The new law states that companies can rebut the presumption against imports by providing “clear and convincing evidence” that goods are not linked to forced labor. However, the extent of Chinese government surveillance and threats to workers and auditors in Xinjiang currently make it impossible for companies to provide credible evidence that they or their suppliers in the region are free of forced labor. Even elsewhere in China, the arrests of labor activists, a prohibition on independent trade unions, government surveillance, and the Chinese government’s anti-sanctions laws pose serious obstacles to identifying and remediating the risk of forced labor and other human rights abuses.
In its submission to the task force, Human Rights Watch underscored that the most effective way to identify Xinjiang-linked goods would be to require all brands and retailers importing into the US to map their global supply chains, from raw materials to manufacturers, and disclose them in a time-bound manner. The task force should consider whether imposing this requirement is possible using existing executive powers and, if not, should recommend new legislation requiring mandatory supply chain mapping and disclosure and comprehensive human rights due diligence.

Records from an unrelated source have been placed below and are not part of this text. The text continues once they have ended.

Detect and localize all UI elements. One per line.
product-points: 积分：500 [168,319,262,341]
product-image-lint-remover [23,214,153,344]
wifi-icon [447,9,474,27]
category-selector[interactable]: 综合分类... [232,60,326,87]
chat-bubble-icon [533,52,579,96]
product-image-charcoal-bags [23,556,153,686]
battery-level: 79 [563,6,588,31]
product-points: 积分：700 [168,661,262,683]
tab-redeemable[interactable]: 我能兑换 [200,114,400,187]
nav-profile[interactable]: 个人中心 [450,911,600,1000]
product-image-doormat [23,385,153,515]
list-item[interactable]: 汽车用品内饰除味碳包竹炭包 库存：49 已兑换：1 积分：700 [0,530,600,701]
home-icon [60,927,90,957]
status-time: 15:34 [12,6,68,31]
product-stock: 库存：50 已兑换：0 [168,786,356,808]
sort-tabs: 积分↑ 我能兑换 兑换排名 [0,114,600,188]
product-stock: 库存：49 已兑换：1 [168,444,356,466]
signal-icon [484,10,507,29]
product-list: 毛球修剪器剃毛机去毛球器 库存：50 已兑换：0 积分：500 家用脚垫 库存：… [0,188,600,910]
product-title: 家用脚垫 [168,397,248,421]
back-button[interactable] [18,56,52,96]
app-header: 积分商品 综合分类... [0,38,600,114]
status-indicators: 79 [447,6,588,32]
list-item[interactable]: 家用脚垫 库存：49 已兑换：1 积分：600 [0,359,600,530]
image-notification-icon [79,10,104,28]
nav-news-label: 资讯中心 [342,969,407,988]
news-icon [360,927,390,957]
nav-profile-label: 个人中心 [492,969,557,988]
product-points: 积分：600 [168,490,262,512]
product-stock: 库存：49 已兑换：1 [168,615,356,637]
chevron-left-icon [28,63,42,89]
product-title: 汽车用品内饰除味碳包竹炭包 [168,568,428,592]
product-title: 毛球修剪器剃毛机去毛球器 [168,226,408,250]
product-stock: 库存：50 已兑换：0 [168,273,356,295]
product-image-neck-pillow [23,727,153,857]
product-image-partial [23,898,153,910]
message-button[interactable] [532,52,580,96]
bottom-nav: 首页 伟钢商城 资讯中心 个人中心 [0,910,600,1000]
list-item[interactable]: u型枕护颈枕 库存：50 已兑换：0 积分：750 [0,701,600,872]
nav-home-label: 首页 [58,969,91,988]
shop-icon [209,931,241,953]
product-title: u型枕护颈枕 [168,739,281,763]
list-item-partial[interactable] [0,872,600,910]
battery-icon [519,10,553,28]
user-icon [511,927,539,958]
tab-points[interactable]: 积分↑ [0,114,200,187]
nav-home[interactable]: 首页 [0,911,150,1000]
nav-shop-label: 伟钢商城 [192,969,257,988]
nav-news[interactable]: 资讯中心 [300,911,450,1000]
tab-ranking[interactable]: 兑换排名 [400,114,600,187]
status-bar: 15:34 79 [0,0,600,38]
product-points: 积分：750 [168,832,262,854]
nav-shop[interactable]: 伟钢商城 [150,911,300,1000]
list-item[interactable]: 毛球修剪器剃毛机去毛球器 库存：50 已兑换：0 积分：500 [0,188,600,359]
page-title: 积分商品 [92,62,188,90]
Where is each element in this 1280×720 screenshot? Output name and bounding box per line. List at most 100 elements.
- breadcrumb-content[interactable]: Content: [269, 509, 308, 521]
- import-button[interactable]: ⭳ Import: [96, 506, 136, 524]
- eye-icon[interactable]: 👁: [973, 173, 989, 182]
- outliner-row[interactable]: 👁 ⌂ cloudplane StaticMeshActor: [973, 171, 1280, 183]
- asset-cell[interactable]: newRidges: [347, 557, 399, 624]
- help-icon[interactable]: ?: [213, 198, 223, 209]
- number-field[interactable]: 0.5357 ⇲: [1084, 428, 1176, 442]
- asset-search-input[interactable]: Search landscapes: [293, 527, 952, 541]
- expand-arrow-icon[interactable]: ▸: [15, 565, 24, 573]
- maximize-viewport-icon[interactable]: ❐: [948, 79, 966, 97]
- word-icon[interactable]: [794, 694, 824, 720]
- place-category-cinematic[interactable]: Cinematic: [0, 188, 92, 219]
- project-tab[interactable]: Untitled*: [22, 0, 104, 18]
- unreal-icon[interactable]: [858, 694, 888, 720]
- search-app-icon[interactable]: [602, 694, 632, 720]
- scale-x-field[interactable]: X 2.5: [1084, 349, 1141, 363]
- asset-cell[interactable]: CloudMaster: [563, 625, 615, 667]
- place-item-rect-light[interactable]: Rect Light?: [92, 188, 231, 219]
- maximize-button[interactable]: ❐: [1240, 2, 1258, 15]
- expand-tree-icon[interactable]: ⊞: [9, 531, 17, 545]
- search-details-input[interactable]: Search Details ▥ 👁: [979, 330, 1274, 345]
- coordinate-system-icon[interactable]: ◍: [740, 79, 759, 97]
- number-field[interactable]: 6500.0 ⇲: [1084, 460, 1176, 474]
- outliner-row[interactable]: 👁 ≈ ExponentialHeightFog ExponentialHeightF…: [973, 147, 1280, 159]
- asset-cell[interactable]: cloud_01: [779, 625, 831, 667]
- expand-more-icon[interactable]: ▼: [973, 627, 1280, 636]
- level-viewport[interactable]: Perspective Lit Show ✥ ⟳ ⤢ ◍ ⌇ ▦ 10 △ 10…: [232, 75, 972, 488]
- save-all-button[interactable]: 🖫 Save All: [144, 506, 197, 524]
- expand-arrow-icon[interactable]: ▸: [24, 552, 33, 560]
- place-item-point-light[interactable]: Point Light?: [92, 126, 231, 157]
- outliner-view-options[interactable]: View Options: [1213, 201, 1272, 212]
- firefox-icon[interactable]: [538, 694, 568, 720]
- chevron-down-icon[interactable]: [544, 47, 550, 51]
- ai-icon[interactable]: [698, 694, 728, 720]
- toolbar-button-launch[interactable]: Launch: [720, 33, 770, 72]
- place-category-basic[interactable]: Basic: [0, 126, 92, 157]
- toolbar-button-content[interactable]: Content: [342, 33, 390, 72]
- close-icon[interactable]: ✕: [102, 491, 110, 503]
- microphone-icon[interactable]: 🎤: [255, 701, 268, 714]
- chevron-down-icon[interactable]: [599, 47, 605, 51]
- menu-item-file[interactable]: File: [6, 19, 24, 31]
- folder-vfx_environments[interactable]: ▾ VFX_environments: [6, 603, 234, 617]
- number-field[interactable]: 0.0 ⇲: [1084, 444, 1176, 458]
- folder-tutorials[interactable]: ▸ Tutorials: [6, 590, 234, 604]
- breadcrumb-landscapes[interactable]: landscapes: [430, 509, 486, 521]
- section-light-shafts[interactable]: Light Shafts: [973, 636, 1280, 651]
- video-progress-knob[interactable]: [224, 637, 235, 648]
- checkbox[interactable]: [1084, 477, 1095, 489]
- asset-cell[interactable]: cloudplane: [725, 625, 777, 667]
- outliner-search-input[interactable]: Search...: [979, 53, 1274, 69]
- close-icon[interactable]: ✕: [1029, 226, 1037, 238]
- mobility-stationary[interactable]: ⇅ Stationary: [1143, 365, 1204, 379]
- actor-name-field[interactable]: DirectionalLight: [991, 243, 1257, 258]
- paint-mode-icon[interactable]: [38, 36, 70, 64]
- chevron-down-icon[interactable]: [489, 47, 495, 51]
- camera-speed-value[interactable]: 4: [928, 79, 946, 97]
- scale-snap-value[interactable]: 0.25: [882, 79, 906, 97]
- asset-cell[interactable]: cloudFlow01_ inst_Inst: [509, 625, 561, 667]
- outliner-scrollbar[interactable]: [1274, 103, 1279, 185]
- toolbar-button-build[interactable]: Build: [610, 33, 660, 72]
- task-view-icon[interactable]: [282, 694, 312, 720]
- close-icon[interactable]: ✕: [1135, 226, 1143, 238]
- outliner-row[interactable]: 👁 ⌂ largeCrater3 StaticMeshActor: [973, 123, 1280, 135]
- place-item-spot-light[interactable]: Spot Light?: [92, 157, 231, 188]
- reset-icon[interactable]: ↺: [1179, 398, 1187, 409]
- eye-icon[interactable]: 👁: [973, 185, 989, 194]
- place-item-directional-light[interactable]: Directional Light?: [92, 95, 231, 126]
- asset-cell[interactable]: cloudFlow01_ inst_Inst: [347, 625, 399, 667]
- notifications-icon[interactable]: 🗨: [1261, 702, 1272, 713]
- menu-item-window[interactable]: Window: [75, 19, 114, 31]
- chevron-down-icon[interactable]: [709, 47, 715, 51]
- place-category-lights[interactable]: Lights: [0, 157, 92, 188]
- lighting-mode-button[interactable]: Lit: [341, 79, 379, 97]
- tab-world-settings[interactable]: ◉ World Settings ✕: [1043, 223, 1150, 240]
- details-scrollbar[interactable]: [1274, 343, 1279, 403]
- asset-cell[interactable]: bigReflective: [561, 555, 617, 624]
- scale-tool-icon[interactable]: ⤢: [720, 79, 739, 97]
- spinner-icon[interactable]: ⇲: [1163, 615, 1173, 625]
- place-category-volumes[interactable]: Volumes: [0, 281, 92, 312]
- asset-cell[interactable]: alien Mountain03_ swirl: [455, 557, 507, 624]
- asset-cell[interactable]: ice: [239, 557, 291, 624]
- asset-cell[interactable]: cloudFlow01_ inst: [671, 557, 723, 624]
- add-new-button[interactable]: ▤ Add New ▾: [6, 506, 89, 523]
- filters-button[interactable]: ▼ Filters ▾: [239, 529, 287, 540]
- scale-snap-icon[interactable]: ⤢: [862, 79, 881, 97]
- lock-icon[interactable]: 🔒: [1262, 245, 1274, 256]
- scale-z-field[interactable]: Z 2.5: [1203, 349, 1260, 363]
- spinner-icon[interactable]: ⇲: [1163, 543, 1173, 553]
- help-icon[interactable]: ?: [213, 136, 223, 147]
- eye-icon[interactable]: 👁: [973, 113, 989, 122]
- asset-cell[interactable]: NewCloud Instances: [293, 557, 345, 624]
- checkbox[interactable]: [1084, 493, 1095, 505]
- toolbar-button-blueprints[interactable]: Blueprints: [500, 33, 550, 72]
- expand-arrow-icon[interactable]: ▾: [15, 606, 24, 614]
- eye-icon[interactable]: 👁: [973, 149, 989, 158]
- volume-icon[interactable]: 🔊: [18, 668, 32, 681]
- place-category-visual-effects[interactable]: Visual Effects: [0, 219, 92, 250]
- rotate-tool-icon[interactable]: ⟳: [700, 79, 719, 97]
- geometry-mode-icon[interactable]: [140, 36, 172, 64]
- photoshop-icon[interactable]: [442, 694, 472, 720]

Customs and Border Protection’s own efforts to identify products from Xinjiang or from entities linked to forced labor should focus on high-risk sectors, including the priority sectors (cotton, tomatoes, and polysilicon) identified in the new law itself. Customs officers should identify which importers in high-priority sectors are at highest risk of forced labor links and should request information from those companies on their supply chains and their efforts to identify and address forced labor. If targeted importers fail to respond to questions, or provide inadequate information, Customs and Border Protection should view this as evidence that the products include material from Xinjiang or from entities linked to forced labor and are barred from import under the new law.
To demonstrate that it is effectively enforcing forced labor import bans, Customs and Border Protection should be transparent about its enforcement actions. It should disclose when it holds, re-exports, excludes, or seizes goods, including information on the company importing the banned goods; the nature of the goods; their approximate value; and the reason for the enforcement action. The US government should also impose financial penalties on companies for importing or attempting to import goods linked to forced labor and utilize laws such as the Trafficking Victims Protection Act to criminally prosecute individuals and corporations for their roles in imports linked for forced labor.
“US importers should no longer be able to plead ignorance over their links to forced labor in China and the Xinjiang region specifically,” said Sophie Richardson, China director at Human Rights Watch. “Companies with operations, suppliers, or sub-suppliers in Xinjiang should quickly exit the region or risk seeing their goods seized at the US border and their businesses subject to civil and criminal penalties.”